Enter fullscreen mode Exit fullscreen mode

Also, I had some trouble starting the program unter MS Windows because the default storage path /tmp resolves to C:\tmp which mostly does not exist, so the file cannot be created and a manual configuration must be used. Maybe the logic of java.io.File.createTempFile(...) could be somehow incorporated for the default case to handle the selection of the temporary directory.

Thread Thread
 
alex538 profile image
Alex Lunkov

Hi Nils
Thank you for your suggestions,

it is really good catch for modifying output/input stream classes - that increases performance, also I will replace "/tmp" default with a system defined temporary directory.

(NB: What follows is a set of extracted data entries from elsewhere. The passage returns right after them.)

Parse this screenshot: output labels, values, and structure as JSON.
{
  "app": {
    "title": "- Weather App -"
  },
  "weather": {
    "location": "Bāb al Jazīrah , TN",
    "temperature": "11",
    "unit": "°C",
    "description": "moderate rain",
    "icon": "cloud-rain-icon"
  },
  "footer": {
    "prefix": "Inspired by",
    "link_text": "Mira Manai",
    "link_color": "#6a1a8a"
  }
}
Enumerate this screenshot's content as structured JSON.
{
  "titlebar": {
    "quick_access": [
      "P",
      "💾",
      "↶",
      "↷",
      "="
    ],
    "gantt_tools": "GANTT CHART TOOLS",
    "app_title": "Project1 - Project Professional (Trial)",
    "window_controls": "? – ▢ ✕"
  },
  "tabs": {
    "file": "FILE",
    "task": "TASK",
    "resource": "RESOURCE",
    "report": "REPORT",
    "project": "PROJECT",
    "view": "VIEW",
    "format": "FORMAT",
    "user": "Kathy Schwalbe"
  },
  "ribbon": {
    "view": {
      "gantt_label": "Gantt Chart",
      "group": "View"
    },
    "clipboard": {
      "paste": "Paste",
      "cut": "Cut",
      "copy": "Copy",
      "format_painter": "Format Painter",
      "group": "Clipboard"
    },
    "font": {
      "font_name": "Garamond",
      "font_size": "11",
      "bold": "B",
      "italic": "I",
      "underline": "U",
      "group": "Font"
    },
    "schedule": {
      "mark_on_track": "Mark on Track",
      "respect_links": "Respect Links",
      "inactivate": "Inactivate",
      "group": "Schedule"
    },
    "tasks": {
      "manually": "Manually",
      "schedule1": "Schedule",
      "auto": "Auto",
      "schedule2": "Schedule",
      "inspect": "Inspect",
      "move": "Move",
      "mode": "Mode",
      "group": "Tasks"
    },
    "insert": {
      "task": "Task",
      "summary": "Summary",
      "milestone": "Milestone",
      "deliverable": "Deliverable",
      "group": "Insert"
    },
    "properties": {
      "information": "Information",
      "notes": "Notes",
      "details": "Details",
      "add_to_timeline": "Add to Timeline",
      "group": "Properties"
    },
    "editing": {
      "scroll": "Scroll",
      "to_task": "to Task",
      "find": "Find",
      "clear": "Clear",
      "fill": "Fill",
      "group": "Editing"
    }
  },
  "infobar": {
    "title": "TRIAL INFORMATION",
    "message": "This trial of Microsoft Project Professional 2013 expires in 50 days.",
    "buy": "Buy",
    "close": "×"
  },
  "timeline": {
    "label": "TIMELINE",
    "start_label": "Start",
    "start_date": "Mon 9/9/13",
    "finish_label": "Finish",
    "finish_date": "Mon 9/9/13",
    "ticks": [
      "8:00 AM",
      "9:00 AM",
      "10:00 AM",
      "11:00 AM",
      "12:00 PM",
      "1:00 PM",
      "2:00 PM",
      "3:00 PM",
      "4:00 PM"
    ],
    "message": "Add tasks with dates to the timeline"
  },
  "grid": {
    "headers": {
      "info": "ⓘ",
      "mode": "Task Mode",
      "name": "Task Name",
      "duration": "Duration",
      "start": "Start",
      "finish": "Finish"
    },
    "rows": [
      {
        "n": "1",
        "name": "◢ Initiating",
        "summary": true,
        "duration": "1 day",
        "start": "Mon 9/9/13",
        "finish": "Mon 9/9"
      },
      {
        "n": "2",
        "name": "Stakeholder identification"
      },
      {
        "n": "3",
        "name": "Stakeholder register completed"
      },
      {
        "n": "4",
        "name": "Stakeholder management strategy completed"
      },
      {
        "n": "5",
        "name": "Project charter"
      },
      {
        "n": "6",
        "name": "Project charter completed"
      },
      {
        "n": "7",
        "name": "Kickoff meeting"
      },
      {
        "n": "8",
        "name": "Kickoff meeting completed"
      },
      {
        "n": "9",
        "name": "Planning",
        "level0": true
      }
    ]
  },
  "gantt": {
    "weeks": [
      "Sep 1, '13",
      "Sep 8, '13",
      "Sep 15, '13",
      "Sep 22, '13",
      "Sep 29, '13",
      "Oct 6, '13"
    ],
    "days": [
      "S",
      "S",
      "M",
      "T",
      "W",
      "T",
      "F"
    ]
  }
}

it could seem that implementation an interface "Collection" in "FCollection" should be simple - indeed, there are not so many methods to implement, but I would avoid using default implementation for creating a stream out of an iterator as it will lead to accumulating all data in memory again, especially for sorting. When I find a way how property implement Stream interface for FStream, I believe I will extend Collection interface.

Collapse
 
phlash profile image
Phil Ashby

Nice fix for a difficult problem Alex 👏

Was there a reason you didn't extend the existing Java collection classes to provide file-backed storage? I ask since the impact of publishing a new API might be too high for lots of legacy systems (too many references across a codebase to sanely refactor).

Collapse
 
alex538 profile image
Alex Lunkov

The main reason is in complexity of adding such functionality to existing Java Collections - we would need to override not only basic operations of collections: add, remove, iterate (all of them would need to support storing and retrieving data in/from a file system), but also conduct very complicated work to support all Java "streams" methods to read and write data in a file storage instead of storing data in RAM. That would be really huge effort :) so far we have limited number of supported methods of java streams in FStream, only what we needed for solving our tasks, but probably we would extend in the future list of supported operation and finally implement Collection and Stream interfaces in our library

Collapse
 
dagnelies profile image
Arnaud Dagnelies

Reminds me of github.com/dagnelies/FileMap I wrote long ago. It's focused on maps rather than lists though.